Kadın neredeyse ağlamaklı iken Francis sonunda konuşabilmişti.

" Kimsiniz? Her kimseniz bunun bedelini çok ağır ödeyeceğinizi bilseniz iyi olur. Yoksa siz de mi yetiştirdiğim köpeklerden üç beş tane sadık olmayanlardansınız? "

Ranpo tam cevap vereceği esnada Chuuya yerinden adeta fırlayarak kalktı ve Ranpo'nun elindeki silahı kavrar kavramaz dört kere üst üste ateş etti. Herkes şaşkınlıkla ona bakarken Chuuya gözünü bile kırpmadan karşısında dehşet yüz ifadesi ile yere yığılan bedene bakıyordu.

" Kim kimin köpeği? Sen köpeklere bile layık olamazsın. Leşini köpekler bile yemek istemez. "

Chuuya yavaş yavaş yerde hâlâ gözleri açık ama kan içindeki Francis'e doğru adımlar atarken annesi de korkudan dolayı dilini yutmuş gibiydi.

" Bir gün kendi ayağınla bana yem olacağını biliyordum. Ölmeni istemiyorum.
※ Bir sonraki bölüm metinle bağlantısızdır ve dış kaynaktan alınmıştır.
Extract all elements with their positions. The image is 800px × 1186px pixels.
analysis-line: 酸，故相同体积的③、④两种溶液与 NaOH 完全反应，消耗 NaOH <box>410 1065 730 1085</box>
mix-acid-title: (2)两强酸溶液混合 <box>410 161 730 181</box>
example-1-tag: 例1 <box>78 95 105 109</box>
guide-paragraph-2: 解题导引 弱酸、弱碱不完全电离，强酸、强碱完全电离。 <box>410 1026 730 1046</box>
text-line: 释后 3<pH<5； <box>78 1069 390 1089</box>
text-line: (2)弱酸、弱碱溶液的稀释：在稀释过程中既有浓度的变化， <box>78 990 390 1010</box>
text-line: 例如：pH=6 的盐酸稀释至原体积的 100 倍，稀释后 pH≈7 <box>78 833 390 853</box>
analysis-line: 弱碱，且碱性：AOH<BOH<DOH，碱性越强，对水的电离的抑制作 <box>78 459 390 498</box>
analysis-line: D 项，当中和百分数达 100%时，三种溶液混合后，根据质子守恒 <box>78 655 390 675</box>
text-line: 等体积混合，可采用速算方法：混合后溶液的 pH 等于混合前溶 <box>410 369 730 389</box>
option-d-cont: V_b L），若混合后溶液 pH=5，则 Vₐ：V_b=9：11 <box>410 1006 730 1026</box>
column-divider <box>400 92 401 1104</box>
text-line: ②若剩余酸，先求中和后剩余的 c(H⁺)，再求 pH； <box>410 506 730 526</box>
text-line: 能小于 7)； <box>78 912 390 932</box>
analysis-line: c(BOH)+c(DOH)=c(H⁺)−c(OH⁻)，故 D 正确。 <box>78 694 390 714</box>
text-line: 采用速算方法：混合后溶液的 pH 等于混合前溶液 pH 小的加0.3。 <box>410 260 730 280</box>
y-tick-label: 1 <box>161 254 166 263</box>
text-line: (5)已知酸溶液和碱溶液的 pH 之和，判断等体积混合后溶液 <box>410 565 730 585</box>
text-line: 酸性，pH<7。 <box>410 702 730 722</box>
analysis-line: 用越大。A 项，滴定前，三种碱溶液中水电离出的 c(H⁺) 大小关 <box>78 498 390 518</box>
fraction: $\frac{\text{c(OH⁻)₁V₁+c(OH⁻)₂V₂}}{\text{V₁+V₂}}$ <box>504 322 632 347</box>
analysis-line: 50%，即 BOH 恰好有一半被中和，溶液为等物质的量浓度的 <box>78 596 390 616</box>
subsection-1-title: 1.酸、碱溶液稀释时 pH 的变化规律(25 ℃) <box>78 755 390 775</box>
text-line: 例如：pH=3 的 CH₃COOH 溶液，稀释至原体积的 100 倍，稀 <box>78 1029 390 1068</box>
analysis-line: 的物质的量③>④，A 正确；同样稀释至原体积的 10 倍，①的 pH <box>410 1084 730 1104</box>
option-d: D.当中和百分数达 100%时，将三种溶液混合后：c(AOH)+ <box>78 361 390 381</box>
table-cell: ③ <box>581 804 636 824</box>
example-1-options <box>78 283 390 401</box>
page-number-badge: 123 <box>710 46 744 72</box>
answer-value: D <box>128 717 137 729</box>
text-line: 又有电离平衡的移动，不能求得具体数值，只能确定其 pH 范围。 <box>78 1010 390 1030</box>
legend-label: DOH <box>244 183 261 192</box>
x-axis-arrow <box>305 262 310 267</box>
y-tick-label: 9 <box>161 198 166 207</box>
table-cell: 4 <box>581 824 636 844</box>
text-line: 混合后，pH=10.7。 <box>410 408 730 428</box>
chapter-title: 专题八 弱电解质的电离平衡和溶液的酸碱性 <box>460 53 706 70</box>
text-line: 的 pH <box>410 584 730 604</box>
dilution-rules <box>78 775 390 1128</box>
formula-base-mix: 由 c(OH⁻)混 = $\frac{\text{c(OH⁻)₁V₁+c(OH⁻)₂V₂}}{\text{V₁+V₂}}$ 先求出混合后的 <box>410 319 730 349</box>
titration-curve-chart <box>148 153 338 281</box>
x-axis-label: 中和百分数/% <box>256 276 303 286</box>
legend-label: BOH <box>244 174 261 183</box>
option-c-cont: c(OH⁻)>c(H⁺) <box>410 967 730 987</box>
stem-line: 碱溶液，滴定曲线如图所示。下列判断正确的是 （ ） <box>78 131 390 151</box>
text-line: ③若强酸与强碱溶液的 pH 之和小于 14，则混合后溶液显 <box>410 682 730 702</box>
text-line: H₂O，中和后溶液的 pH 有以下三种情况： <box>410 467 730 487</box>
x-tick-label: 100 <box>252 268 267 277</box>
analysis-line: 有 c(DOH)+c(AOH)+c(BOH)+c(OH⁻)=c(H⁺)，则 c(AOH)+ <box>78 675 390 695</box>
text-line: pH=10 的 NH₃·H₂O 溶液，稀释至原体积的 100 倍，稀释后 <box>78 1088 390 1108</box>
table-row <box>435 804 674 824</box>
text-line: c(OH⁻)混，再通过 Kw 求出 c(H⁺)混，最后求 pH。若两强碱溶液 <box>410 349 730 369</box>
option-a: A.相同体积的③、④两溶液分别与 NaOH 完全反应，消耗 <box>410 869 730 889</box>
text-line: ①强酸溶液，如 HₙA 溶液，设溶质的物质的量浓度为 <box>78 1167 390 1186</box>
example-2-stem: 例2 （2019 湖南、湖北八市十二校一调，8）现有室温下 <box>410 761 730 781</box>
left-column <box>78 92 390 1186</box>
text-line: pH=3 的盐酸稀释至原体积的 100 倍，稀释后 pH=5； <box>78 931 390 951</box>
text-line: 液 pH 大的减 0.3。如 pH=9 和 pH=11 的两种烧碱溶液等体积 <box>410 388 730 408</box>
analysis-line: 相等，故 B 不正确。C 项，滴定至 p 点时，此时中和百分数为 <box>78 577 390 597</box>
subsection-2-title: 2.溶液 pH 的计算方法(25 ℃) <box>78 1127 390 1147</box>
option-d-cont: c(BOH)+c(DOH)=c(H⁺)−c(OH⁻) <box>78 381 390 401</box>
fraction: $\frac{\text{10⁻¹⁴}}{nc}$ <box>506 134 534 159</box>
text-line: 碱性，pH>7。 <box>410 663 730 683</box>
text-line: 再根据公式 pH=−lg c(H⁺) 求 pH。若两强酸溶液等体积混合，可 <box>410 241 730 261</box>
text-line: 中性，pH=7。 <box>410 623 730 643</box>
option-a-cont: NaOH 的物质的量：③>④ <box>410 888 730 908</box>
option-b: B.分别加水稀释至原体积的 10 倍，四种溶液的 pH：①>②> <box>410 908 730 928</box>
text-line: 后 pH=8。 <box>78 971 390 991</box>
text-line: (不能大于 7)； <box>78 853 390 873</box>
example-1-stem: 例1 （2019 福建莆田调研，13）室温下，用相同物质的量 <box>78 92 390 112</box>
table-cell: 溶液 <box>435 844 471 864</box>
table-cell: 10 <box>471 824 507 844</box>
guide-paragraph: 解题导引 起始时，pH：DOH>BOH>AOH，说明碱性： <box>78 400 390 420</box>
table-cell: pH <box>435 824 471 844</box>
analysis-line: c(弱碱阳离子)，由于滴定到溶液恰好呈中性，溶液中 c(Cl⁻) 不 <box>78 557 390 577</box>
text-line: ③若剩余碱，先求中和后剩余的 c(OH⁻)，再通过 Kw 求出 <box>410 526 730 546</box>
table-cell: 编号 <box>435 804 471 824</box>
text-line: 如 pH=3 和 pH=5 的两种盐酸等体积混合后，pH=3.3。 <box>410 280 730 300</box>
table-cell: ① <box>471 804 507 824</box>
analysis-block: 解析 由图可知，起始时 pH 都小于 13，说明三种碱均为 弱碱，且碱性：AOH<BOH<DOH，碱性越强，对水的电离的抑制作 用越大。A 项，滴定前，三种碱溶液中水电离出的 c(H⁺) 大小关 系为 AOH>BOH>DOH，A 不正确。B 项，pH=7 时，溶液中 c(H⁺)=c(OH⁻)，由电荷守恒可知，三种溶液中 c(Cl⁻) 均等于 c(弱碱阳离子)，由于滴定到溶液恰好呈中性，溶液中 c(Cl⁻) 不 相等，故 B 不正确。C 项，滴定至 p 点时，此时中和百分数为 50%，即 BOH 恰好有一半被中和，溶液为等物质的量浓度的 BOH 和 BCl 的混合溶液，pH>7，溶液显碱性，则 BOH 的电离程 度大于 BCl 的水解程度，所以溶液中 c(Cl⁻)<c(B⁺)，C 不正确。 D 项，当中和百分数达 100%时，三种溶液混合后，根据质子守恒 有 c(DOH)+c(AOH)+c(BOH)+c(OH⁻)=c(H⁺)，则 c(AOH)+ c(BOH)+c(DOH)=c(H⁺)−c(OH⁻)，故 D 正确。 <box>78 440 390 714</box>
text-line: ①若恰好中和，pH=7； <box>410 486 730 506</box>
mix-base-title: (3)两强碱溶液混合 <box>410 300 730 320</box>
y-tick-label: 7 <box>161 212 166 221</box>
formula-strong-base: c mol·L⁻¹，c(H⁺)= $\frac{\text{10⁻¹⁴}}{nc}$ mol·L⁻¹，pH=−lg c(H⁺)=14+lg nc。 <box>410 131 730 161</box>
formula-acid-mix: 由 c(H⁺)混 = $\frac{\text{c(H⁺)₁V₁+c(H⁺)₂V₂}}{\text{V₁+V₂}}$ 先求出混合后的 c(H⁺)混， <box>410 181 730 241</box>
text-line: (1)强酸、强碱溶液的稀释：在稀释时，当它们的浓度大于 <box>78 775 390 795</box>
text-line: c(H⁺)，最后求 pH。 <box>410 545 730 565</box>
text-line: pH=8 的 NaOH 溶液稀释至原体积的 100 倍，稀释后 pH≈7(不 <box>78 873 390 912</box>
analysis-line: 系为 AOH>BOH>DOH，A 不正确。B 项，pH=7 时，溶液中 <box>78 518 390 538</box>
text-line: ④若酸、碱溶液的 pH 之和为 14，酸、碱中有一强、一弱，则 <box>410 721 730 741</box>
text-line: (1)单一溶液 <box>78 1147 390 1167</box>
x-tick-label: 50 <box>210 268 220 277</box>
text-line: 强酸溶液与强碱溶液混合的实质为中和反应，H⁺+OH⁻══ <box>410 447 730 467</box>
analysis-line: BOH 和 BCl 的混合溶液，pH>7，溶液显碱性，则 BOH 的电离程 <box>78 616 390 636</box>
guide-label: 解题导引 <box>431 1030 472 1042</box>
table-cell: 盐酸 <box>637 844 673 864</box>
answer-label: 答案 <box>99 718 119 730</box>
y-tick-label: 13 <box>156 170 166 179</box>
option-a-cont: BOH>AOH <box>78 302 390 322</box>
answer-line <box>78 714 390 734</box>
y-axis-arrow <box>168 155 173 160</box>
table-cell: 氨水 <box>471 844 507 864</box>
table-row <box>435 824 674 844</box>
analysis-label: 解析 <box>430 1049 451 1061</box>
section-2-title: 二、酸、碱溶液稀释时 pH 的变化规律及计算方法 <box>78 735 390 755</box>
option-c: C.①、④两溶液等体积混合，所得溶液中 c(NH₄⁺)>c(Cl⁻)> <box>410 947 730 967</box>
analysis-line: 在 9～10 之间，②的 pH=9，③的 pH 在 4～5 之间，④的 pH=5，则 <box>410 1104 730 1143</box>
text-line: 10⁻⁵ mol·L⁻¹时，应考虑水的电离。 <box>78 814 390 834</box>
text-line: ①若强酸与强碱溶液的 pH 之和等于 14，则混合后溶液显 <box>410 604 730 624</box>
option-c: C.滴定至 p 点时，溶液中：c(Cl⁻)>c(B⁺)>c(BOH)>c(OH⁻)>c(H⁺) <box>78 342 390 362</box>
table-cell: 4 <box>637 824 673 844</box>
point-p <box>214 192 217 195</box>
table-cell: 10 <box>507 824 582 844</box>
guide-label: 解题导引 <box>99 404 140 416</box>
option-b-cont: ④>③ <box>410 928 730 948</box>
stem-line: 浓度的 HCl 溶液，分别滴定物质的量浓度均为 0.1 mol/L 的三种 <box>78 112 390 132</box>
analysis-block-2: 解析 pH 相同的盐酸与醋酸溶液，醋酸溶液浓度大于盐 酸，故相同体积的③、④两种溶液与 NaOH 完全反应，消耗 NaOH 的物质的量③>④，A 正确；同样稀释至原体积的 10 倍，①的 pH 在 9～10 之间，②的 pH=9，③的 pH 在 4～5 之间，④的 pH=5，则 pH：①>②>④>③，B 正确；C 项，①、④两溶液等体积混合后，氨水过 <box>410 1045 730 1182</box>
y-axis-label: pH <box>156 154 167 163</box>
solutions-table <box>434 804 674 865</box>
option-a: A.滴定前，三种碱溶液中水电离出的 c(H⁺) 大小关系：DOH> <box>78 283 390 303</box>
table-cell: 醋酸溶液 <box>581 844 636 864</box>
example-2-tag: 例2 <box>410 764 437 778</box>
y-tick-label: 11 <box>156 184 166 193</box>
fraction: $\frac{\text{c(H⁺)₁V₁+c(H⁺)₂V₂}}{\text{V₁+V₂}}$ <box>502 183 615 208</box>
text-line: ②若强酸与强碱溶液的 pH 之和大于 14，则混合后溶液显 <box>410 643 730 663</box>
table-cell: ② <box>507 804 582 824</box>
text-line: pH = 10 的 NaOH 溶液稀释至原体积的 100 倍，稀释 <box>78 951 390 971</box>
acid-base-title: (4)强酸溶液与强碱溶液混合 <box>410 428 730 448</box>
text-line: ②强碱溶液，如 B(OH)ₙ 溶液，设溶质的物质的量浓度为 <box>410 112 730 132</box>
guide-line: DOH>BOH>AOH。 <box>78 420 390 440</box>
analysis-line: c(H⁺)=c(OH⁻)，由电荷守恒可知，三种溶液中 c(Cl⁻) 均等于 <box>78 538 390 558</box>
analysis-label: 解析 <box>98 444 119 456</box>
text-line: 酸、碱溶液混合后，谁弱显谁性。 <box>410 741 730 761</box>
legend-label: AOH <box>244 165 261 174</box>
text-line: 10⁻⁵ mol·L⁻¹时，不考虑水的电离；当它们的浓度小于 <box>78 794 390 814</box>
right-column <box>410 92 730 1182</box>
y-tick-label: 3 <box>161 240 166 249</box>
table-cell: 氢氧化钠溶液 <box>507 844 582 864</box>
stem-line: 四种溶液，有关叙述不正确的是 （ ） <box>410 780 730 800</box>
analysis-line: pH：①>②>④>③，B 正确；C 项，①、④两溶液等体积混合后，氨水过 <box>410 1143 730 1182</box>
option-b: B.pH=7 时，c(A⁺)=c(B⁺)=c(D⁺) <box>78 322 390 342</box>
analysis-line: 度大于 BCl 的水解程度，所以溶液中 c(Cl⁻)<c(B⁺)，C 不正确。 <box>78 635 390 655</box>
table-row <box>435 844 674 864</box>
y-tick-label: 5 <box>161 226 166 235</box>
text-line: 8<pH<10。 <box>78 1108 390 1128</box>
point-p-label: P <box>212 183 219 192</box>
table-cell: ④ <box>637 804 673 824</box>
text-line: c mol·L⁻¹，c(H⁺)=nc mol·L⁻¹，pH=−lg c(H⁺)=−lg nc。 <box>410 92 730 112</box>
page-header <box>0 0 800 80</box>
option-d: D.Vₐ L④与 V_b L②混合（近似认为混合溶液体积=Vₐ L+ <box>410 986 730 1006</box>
Bize yaşattırdığın acıların elli katını çekerek, yavaş yavaş öl istiyorum. Ama bakıyorum da, kurşunlardan biri kalbine çok yakın. "

Chuuya dümdüz bir ifade ile yere çökerek elini Francis'in göğsündeki kurşun yarasına koydu. Ardından elini kaldırıp güçlü bir yumruğu yarasının üzerine savurduğunda yaralı adam acı dolu bir inlemenin ardından bilincini kaybetmişti. Chuuya kocaman bir şekilde gülerken ayağa kalktı ve bakışlarını annesine yöneltti. Kadının tüm vücudu tir tir titriyor, Chuuya'nın gözlerine celladını görmüşçesine bakıyordu. Elindeki silahı bu defa annesinin çenesinin altına dayayarak sessizce konuştu.

" Babam her zaman beni korurdu. Hep benim yanımda olurdu. Yurtta da olmuş olsam beni hep arardı o, biliyorum. Ben küçükken evden ayrıldığım o günden beri sadece bir kere aradı. Söyle. Babama ne yaptın? Ona ne yaptın? Söyle! "

Chuuya silahı iyice kadının çenesine bastırırken mavi gözleri faltaşı gibi açılmıştı. Kadın ise kekeleyerek konuşmaya çalışıyordu.

" B..ben bir şey yapmadım. O k..kayboldu. "

" Ne demek kayboldu? Yalan söyleme bana! "

" Yemin ederim! Yemin ederim. B..bir gün sabah uyandım ve y..yoktu. İnan bana oğl..lum. "

Chuuya sinirle silahını kaldırdı ve arka tarafını annesinin alnına vurdu.

" Bana oğlum deme! Babama ne yaptığını söyleyene kadar seni rahat bırakmam. Gerekirse öldürürüm, çekinmem. Tıpkı ben her işkenceyi çekeyim diye beni yurda gönderirken çekinmediğin gibi. Acımasız oldum ben, insan öldürmekten çekinmiyorum biliyor musun? Hele ki o insan canımı yaktı ise asla çekinmem duydun mu beni? "

" Chuuya. Bir an önce buradan çıksak iyi olur. Francis'in leşini ve anneni de alıp gitmeliyiz. Daha sonrasında burayı hallederiz. Şuan burada durmamız sağlıklı değil. "

Ranpo bunları tane tane söylerken Chuuya sustu. Yaklaşık yarım saat sonra tıpkı planladıkları gibi minibüstelerdi.